La muerte de Librand Alexander Tavares Montero, un joven de 22 años, después de un incidente en un retén policial en la carretera entre El Seibo y Las Cuchillas, desató la noche del domingo una protesta que convirtió varios sectores del municipio en escenario de barricadas, piedras, botellas rotas y neumáticos encendidos. El caso vuelve a exhibir el contraste entre la fiscalización oficial y el resultado que terminó enfrentando la población: un joven muerto, tensión en las calles y una comunidad exigiendo respuestas.
De acuerdo con el relato de los jóvenes que lo acompañaban, un agente le pidió detenerse para una fiscalización de rutina y, en los segundos siguientes, un uniformado lo golpeó con un casco protector. Ese episodio, que habría resultado fatal, comenzó a circular primero como rumor en la sala de emergencias del hospital Doctor Teófilo Hernández y luego se propagó por teléfonos celulares y redes sociales, hasta encender la indignación en barrios como La Jabilla, Cañada Francisca, Loma de Los Chivos, Ginandiana, El Retiro, Los Hoyitos y Villa Guerrero.

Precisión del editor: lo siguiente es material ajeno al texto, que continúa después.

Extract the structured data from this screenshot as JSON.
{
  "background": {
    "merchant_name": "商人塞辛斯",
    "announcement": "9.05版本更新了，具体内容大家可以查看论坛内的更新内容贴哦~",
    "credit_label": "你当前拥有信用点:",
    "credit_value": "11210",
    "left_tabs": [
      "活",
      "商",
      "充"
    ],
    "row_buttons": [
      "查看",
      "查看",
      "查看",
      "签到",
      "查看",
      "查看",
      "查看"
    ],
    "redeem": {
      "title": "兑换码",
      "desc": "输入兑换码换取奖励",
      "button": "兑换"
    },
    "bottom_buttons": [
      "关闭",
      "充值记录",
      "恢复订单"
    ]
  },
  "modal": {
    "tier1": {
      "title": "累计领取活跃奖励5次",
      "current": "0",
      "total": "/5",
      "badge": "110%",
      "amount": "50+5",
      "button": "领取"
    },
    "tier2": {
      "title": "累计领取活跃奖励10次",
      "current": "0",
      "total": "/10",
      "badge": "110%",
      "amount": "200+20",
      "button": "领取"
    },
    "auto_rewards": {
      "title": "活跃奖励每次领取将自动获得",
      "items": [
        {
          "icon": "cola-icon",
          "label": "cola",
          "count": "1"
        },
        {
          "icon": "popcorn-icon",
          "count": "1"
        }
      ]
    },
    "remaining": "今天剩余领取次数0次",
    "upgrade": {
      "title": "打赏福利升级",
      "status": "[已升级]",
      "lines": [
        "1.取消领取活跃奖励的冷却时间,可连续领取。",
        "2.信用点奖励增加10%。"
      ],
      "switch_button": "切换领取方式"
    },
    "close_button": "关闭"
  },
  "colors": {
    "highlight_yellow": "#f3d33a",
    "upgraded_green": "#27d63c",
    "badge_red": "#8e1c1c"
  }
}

La reacción de las autoridades consistió en el despliegue de un amplio contingente policial y el uso de bombas lacrimógenas para contener a la multitud. Sin embargo, la escena que dejó la noche en El Seibo no fue la de una institucionalidad que previene y protege, sino la de una crisis que se amplió desde una intervención policial hasta un estallido de rabia colectiva, con humo, cenizas y calles bajo tensión.
Aunque las autoridades han iniciado acciones tras lo ocurrido, el episodio deja abierta una demanda de rendición de cuentas sobre el uso de la fuerza y sobre el deterioro de la confianza ciudadana. En una provincia sacudida por la muerte de un joven y por la reacción desesperada de sus barrios, la prioridad ya no es solo controlar la protesta, sino explicar por qué una fiscalización terminó con un costo humano y social de esta magnitud.